= West Side of Stamford =

The West Side of Stamford is the area immediately west of Downtown Stamford, covering the area North of Interstate 95 between the Greenwich Town line and the Rippowam River. The Northern boundary is commonly taken as West Broad Street and Palmers Hill Road. Another version of the boundaries of the West Side has it located between Stillwater Avenue, Broad Street, West Main Street and West Avenue up to Exit 6 Interstate 95.

The West Side of Stamford, Connecticut, also known as Richmond Hill, is one of the oldest neighborhoods in the state of Connecticut. It is located north of the South End neighborhood, west of Downtown and east of Greenwich, Connecticut at Old Greenwich.

==Ethnic groups==

Many Italian-Americans in the neighborhood in the Twentieth century immigrated from Minturno, Italy and communities near it. The Minturnese Social Club, founded in 1939 and only made up of members whose families hailed from Minturno, had 120 members in 2007. A Minturnese tradition, the Festa de la Regna ("Festival of Wheat") celebration of harvest day and honoring the Madonna delle Grazie, is still honored with an annual procession. On July 8, 2007 the procession was held on Stephen Street after a Mass said in Italian at the Sacred Heart Church. The procession included women in traditional black and white dresses, a float with miniature palm trees, a stuffed rooster, sheaves of wheat and an Italian flag, a marching band, a woman in red, white and green traditional dress with a sheaf of wheat and men carrying a yellow throne with a portrait of the Madonna delle Grazie.

==Local institutions==
Stamford Hospital with a campus of more than 10 acre, is the largest institution in the neighborhood, the Yerwood Community Center is located in West Stamford, as is Lione Park, and the Westover Elementary School. The public E. Gaynor Brennan Golf Course is to the north

The New Covenant House soup kitchen, established in 1978, is in the neighborhood and is the only soup kitchen set up to help people in Greenwich, Stamford, New Canaan and Darien. Run by Catholic Charities of Fairfield County, the soup kitchen provides daily hot meals and extreme nourishment to the homeless.

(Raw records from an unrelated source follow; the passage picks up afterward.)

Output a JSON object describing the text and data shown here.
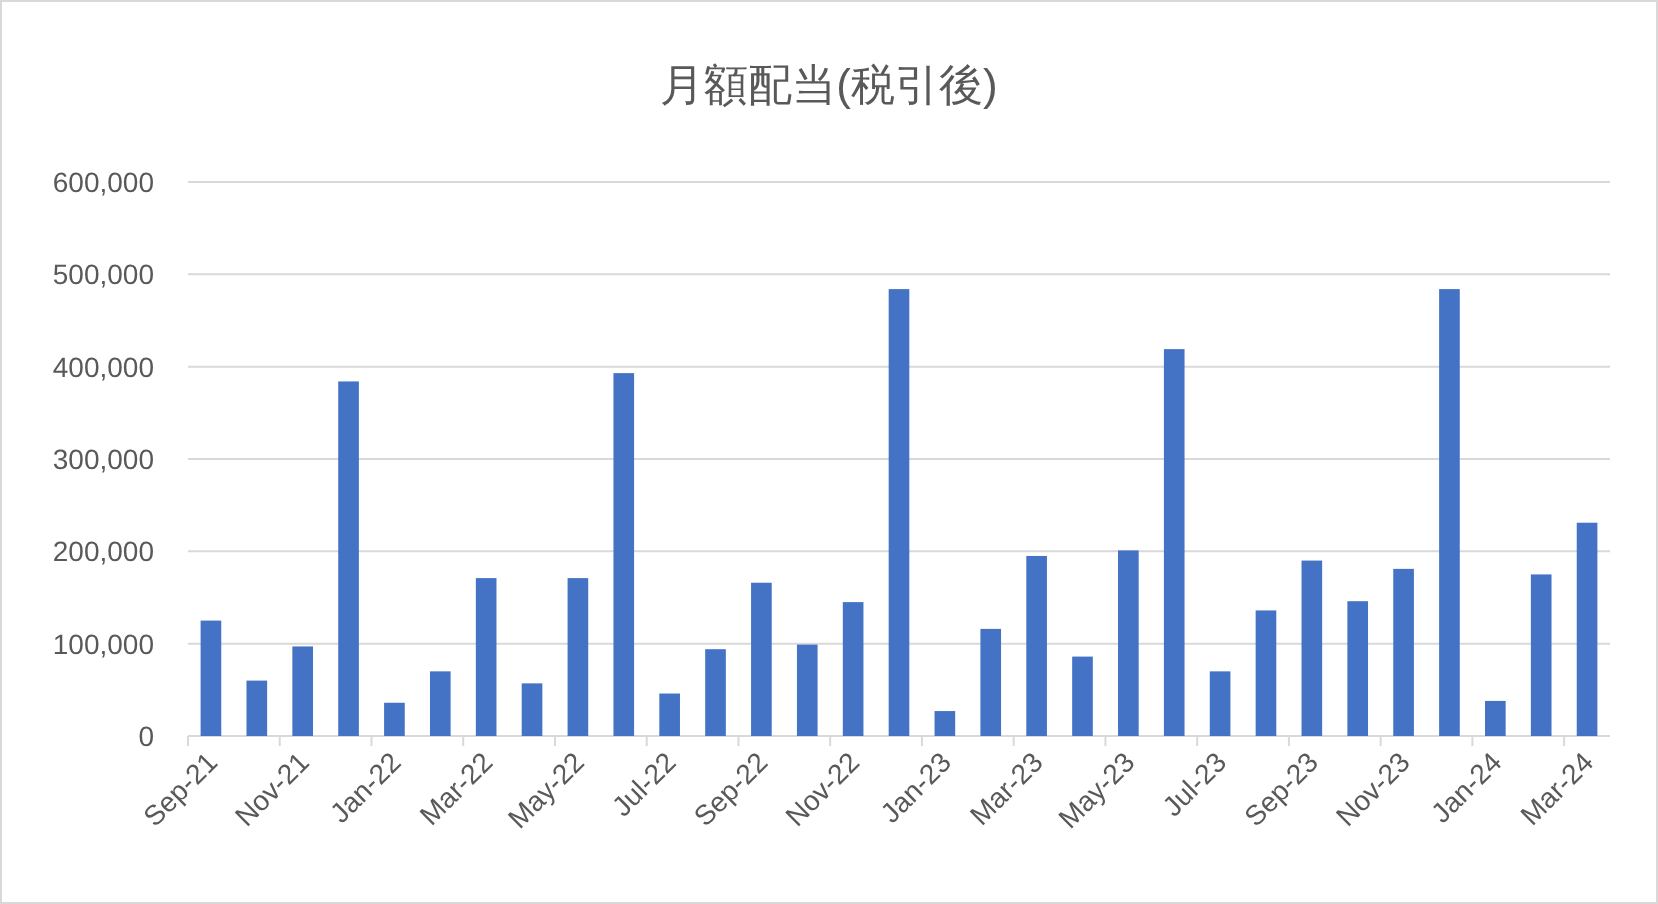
{
  "chart_data": {
    "type": "bar",
    "title": "月額配当(税引後)",
    "categories": [
      "Sep-21",
      null,
      "Nov-21",
      null,
      "Jan-22",
      null,
      "Mar-22",
      null,
      "May-22",
      null,
      "Jul-22",
      null,
      "Sep-22",
      null,
      "Nov-22",
      null,
      "Jan-23",
      null,
      "Mar-23",
      null,
      "May-23",
      null,
      "Jul-23",
      null,
      "Sep-23",
      null,
      "Nov-23",
      null,
      "Jan-24",
      null,
      "Mar-24"
    ],
    "values": [
      125000,
      60000,
      97000,
      384000,
      36000,
      70000,
      171000,
      57000,
      171000,
      393000,
      46000,
      94000,
      166000,
      99000,
      145000,
      484000,
      27000,
      116000,
      195000,
      86000,
      201000,
      419000,
      70000,
      136000,
      190000,
      146000,
      181000,
      484000,
      38000,
      175000,
      231000
    ],
    "color": "#4472c4",
    "ylim": [
      0,
      600000
    ],
    "yticks": [
      {
        "value": 0,
        "label": "0"
      },
      {
        "value": 100000,
        "label": "100,000"
      },
      {
        "value": 200000,
        "label": "200,000"
      },
      {
        "value": 300000,
        "label": "300,000"
      },
      {
        "value": 400000,
        "label": "400,000"
      },
      {
        "value": 500000,
        "label": "500,000"
      },
      {
        "value": 600000,
        "label": "600,000"
      }
    ],
    "grid": "y"
  }
}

Pellicci's Italian restaurant has been located at the same address on Stillwater Avenue since 1947. The family-owned restaurant is known for unpretentious, old-fashioned Italian cooking. Joe DiMaggio, Nancy Sinatra, Tony Bennett and Walter Cronkite have all dined there. The eatery sells more than 1,000 pounds of baked chicken a week.

==Fire Department==
The Stamford Fire Rescue Department's Fire Station # 3 serves the neighborhood.